The refrain of "strong" throughout the FOMC's assessment of the economy
on Wednesday isn't confirmed by the personal income and outlays report
for August where modest-to-moderate is the better description. And for
prices, the word subdued may be an overstatement. Personal income rose
only 0.3 percent in August which misses Econoday's consensus by 1 tenth
while consumer spending also rose 0.3 percent to hit expectations.
On
inflation, the PCE price index inched only 0.1 percent higher with,
more importantly, the core unchanged to miss expectations. This is the
lowest result for the core since March last year. Year-on-year inflation
is 2.2 percent overall, again missing Econoday's consensus, with the
core coming in as expected and on the Fed's target at 2.0 percent.
Income
was held down in August by a decline in interest income and only a
marginal gain in dividend income.
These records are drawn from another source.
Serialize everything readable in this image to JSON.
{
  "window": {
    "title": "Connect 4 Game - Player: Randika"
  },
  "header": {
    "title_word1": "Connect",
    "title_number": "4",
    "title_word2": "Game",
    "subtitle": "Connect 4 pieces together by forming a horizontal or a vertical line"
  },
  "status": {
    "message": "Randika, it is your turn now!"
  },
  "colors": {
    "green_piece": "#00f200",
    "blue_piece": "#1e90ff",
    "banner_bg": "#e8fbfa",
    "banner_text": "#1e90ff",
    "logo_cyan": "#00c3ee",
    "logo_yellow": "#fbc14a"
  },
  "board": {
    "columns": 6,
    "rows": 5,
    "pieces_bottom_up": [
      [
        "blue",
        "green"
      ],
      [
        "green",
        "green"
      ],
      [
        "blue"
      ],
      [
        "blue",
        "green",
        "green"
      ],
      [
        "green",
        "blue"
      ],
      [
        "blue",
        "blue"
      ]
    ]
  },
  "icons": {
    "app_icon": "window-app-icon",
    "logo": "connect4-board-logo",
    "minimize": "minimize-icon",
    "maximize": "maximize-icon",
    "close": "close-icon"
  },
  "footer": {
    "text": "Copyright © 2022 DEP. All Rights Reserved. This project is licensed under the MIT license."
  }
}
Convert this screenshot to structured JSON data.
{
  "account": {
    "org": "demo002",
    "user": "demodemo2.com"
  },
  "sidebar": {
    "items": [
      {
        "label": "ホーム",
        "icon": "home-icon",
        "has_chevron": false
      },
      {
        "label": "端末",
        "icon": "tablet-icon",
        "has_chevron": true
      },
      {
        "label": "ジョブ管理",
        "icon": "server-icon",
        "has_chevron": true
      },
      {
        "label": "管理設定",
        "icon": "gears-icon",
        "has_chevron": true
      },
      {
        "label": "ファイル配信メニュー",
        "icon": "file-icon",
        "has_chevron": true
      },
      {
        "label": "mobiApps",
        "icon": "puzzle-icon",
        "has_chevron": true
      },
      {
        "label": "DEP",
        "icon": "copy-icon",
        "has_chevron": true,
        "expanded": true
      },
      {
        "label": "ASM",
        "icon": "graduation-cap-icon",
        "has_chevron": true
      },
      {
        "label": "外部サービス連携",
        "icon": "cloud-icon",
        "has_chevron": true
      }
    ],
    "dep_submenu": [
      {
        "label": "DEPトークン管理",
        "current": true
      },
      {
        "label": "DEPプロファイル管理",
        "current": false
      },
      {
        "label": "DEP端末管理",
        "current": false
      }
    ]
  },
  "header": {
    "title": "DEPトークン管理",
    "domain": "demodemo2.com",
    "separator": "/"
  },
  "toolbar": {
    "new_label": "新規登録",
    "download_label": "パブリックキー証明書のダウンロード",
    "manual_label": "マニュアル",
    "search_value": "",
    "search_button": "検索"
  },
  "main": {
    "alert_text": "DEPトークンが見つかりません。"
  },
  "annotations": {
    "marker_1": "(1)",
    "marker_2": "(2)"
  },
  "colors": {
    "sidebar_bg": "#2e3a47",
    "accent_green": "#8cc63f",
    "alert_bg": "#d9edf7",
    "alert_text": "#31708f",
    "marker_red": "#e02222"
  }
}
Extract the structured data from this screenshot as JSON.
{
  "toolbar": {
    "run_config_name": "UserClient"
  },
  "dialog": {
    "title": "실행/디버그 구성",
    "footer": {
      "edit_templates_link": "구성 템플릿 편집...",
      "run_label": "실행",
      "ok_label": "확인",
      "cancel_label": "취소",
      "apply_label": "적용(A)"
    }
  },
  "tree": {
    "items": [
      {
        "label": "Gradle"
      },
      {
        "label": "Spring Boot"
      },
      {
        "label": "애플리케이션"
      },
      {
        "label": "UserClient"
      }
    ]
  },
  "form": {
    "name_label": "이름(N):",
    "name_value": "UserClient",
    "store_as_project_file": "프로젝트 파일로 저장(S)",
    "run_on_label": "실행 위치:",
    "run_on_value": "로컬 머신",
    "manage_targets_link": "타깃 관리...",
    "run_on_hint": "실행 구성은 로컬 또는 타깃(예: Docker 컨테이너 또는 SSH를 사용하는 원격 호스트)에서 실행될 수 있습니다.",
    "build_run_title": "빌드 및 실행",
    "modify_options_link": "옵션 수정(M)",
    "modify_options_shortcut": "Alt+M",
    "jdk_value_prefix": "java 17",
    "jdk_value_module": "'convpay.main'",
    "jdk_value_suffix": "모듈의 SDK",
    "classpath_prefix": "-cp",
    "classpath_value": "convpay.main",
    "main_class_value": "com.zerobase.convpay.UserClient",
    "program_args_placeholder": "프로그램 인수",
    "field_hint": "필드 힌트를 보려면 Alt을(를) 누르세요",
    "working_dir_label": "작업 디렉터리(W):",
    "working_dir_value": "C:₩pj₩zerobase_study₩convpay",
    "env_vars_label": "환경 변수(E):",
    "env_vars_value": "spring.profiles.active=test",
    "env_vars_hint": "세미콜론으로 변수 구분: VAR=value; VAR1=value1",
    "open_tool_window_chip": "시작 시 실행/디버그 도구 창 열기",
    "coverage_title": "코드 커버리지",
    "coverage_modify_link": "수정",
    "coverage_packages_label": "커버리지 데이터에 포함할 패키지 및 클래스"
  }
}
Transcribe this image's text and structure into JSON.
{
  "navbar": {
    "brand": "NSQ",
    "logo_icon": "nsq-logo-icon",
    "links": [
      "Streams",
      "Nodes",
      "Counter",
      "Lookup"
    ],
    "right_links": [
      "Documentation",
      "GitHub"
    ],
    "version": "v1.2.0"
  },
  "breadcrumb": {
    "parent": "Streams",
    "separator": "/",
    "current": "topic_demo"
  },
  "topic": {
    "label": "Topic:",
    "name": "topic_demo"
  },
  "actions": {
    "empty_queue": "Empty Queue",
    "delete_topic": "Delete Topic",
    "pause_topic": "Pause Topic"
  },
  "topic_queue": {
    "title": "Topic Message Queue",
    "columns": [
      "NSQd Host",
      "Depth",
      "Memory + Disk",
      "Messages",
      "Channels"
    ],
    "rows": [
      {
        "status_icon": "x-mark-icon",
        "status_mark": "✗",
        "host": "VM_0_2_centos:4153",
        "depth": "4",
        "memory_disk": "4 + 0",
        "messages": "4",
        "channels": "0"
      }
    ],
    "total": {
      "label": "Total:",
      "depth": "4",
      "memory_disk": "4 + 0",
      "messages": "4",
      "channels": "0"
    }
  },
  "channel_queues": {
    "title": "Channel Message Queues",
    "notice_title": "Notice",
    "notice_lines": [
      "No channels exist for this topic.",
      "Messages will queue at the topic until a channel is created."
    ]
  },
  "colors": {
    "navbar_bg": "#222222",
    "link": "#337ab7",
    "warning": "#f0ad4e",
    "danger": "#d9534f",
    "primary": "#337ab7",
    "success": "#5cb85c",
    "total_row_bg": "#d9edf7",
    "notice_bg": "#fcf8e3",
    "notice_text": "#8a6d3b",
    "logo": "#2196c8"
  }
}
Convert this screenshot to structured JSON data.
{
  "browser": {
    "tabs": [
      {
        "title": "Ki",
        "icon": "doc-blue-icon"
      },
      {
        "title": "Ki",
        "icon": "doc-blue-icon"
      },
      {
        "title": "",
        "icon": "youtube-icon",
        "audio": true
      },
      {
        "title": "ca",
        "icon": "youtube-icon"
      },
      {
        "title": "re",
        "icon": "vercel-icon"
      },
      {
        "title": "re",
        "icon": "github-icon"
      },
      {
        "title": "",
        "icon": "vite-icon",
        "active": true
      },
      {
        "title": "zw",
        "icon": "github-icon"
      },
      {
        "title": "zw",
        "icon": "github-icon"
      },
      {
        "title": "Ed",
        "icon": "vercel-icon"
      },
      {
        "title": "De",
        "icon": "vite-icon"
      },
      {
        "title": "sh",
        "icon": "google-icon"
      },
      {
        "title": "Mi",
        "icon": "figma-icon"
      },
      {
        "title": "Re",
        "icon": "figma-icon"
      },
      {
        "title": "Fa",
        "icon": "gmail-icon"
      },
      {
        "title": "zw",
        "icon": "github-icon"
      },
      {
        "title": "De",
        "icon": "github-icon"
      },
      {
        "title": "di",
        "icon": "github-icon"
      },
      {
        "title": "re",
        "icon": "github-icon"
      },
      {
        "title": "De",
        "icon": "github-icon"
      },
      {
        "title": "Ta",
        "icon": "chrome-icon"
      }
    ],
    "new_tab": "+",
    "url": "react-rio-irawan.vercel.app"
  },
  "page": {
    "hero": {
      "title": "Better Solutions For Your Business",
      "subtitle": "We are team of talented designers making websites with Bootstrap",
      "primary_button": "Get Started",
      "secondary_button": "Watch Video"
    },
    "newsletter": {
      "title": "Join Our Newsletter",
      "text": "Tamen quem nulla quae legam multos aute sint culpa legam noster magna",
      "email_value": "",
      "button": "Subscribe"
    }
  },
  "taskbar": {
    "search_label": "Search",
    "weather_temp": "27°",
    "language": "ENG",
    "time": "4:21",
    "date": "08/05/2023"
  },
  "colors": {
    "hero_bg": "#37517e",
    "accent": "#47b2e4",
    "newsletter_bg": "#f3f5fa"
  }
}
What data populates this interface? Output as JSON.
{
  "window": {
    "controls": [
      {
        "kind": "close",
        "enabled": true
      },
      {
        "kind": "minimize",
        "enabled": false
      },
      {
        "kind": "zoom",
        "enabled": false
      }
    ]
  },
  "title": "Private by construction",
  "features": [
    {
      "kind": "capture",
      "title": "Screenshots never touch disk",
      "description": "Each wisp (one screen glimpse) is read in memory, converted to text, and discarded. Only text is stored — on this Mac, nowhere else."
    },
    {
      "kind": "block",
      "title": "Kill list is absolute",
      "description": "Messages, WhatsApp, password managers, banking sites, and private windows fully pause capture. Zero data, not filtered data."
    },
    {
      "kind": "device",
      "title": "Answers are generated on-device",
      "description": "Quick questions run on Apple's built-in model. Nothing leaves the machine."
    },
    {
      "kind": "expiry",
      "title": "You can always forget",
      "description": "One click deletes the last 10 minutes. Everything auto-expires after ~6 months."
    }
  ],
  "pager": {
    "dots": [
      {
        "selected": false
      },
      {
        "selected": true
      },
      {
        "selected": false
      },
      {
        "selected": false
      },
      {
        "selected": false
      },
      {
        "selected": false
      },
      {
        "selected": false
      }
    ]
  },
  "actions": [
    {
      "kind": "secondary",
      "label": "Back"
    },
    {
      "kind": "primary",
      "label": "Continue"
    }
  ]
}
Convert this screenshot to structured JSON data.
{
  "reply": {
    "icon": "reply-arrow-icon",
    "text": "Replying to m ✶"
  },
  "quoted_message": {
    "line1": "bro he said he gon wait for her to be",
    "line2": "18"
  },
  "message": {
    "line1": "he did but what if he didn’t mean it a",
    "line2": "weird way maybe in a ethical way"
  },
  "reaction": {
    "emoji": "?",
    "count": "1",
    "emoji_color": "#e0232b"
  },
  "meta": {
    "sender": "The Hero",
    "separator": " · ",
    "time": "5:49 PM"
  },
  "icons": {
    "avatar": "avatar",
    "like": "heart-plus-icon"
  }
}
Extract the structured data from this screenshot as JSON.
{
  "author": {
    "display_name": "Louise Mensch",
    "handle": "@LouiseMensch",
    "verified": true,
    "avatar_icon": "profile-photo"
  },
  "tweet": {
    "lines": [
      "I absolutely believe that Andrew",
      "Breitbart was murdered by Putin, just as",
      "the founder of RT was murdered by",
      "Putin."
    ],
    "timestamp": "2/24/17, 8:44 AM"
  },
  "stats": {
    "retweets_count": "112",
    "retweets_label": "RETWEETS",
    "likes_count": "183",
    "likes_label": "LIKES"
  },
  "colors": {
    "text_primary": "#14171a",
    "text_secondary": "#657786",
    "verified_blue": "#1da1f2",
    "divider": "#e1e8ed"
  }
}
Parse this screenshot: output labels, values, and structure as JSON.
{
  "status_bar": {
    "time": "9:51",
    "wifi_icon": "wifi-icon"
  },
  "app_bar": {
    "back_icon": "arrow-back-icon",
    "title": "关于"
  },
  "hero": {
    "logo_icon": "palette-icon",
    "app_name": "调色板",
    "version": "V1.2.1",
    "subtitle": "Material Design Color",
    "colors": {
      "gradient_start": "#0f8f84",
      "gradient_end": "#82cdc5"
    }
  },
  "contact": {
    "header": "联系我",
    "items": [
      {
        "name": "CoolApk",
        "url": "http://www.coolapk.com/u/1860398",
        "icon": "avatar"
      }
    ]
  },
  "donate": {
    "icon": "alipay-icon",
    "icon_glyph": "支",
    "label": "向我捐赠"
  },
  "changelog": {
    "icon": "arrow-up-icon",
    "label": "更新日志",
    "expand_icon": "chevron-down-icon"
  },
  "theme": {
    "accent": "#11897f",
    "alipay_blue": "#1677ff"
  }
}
This masks the most solid news in the
report which is a 0.5 percent rise in wages. With inflation and taxes
included, income rose 0.2 percent. The savings rate is unchanged at 6.6
percent.
Spending was held down by a 0.1 percent decline on
durable goods which reflects weakness in vehicle sales. Spending on
nondurable goods, reflecting high energy prices, rose 0.5 percent with
spending on services, the dominant category, up a respectable 0.4
percent for a second straight month. When including inflation, which is
how GDP is calculated, spending rose a modest 0.2 percent.
This is not a report that speaks to runaway growth and will offer critics of Fed policy something to cite in their arguments.